Golem (goylem in Yiddish) is Hebrew for “shapeless mass” and first appears in Psalm 139 of the Hebrew Bible, in which Adam is referred to as a golmi. Adam is brought to life by the breath—the word—of God, transformed from inert matter into vibrant life: the first Golem. The difference is that Adam becomes fully human, while Golems of legend never do.

Iterations of this legend date from as far back as the eleventh century, but the most famous version dates from sixteenth-century Prague. The Golem of Prague tells the story of Rabbi Judah Loew ben Bezalel (an actual historical figure, known as the Maharal) and his creation of a living being made of clay. Golems wend through our stories, from Pygmalion’s statue to the Bride of Frankenstein to Mr. Data and Seven of Nine; from the Cylons to C-3PO, R2-D2, and Chucky the doll. And, of course, to Gollum himself.

While these are not all Golems, exactly, every creature is made of inanimate material that is shaped and awakened by the will of a master (and nearly every story is of a master—not a mater—a male who attempts to attain the generative power of the female body).

Golems are built in order to serve a specific purpose. Adam, it is said, was built for the glory of God. The Golem of Prague was built to save the Jews from a pogrom. Frankenstein’s monster was built for the glory of his maker, and for the glory of science itself. These Golems were not created for their own sake. None given purposes of their own, or futures under their control. Golems are permitted to exist only if they conform to the wishes of their masters. When a Golem determines its own purpose—let’s call it hubris—it is almost always destroyed. The

Golem must stay unconscious of its own existence in order to remain a receptacle of divine will.
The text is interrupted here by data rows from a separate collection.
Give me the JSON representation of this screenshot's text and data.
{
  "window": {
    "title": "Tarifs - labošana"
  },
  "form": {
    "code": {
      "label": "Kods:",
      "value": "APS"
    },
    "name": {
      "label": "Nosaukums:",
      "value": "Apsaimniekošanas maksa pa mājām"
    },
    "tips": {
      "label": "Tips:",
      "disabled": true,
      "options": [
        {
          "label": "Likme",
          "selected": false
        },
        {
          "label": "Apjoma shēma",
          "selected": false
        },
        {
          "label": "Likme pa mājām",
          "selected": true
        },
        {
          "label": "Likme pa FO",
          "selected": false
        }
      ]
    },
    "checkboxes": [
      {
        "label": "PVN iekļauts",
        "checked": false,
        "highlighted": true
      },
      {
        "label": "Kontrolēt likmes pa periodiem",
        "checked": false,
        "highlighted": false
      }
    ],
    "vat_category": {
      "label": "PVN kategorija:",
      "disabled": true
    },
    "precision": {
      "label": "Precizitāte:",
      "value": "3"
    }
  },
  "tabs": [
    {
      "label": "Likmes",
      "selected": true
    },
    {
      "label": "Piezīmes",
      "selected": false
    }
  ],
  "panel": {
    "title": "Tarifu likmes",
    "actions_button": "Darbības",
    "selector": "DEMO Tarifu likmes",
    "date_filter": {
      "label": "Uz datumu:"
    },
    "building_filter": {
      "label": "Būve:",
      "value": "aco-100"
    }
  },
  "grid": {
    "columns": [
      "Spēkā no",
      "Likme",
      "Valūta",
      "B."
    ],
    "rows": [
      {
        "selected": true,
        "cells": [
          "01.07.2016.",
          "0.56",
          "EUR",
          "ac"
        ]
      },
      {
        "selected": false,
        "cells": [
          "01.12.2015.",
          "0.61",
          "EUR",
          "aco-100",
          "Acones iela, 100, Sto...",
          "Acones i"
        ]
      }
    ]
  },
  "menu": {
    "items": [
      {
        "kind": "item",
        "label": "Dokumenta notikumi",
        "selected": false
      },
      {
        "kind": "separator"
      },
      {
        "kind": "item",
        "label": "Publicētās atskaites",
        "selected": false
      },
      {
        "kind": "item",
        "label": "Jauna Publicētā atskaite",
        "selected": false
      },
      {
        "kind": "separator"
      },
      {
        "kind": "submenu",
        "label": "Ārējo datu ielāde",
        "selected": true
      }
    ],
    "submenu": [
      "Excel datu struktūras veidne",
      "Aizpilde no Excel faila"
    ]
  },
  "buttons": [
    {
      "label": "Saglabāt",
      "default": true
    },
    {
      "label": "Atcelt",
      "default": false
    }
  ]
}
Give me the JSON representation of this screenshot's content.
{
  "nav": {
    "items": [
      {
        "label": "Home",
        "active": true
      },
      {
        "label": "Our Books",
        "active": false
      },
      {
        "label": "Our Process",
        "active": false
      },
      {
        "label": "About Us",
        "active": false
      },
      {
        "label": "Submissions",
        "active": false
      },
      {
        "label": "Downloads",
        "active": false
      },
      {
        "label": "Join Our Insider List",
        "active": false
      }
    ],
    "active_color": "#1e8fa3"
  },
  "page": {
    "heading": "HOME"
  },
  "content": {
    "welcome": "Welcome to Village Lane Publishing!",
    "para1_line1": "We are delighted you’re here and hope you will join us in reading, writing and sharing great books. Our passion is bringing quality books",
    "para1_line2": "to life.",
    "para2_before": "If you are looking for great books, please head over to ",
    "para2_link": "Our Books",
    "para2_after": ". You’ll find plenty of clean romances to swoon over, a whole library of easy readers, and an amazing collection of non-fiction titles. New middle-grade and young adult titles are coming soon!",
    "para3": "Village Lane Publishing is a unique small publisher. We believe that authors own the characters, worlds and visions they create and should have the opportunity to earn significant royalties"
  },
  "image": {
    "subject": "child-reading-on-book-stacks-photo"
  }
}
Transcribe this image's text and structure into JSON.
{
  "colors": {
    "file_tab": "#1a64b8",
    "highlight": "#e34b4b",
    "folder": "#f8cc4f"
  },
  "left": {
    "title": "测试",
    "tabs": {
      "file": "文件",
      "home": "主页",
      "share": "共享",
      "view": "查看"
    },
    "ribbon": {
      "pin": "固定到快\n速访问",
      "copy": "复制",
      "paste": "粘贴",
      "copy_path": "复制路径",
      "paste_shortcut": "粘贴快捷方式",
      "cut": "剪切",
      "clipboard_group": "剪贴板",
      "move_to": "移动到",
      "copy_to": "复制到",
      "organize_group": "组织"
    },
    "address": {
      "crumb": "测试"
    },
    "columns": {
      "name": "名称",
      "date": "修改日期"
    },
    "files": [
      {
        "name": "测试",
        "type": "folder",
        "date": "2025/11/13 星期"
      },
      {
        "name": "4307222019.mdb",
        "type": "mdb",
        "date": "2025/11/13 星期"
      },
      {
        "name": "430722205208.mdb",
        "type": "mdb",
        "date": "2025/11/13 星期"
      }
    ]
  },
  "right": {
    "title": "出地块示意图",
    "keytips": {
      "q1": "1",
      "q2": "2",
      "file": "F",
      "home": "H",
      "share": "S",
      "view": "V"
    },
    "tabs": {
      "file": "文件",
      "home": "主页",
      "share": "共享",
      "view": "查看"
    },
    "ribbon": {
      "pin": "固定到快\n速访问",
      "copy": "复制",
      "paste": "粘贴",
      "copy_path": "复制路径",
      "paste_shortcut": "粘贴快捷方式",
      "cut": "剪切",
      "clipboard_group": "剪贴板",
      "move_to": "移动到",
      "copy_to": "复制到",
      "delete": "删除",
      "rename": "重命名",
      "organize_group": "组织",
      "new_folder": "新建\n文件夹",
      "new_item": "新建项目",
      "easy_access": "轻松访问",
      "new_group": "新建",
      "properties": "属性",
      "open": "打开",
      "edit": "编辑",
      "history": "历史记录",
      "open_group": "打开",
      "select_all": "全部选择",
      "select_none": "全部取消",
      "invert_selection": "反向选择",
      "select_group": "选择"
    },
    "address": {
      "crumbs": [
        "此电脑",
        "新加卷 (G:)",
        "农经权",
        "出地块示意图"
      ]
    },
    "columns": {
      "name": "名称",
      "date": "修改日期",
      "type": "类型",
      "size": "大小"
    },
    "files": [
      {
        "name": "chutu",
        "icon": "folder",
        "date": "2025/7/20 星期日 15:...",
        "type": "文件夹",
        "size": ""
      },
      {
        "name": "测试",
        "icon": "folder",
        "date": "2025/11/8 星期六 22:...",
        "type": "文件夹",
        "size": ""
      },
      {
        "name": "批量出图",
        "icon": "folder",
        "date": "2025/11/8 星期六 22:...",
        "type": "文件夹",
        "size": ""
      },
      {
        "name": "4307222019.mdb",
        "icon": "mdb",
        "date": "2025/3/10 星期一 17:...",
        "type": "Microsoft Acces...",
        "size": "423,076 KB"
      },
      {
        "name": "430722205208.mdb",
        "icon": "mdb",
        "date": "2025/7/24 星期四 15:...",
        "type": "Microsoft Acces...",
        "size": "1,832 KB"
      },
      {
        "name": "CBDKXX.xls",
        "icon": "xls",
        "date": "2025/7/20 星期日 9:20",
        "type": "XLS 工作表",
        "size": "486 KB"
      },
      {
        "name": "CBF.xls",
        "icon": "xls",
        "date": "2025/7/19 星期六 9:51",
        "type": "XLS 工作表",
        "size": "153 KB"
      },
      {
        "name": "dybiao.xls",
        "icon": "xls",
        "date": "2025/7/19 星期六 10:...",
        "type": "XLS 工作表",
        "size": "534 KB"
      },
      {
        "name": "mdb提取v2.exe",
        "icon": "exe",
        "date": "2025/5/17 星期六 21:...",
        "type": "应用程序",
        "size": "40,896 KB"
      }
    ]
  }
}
Yet every tale tells us: it is in the nature of a Golem to wake up. To search for the path from being an It to an I.

In Golem stories, the monster is often disabled. Speechless and somnambulistic, a marionette acting on dreams and animal instinct. In Yiddish, one meaning of goylem is “lummox”; to quote the scholar Michael Chemers, from God’s perspective, all humans are disabled. The day I was born I was a mass, a body with irregular borders. The shape of my body was pared away according to normal outlines, but this normalcy didn’t last very long. My body insisted on aberrance. I was denied the autonomy that is the birthright of normality. Doctors foretold that I would be a “vegetable,” a thing without volition or self-awareness. Children like me were saved without purpose, at least not any purpose we could call our own.

I am a Golem. My body was built by human hands.

And yet—

If I once was monere, I’m turning myself into monstrare: one who unveils.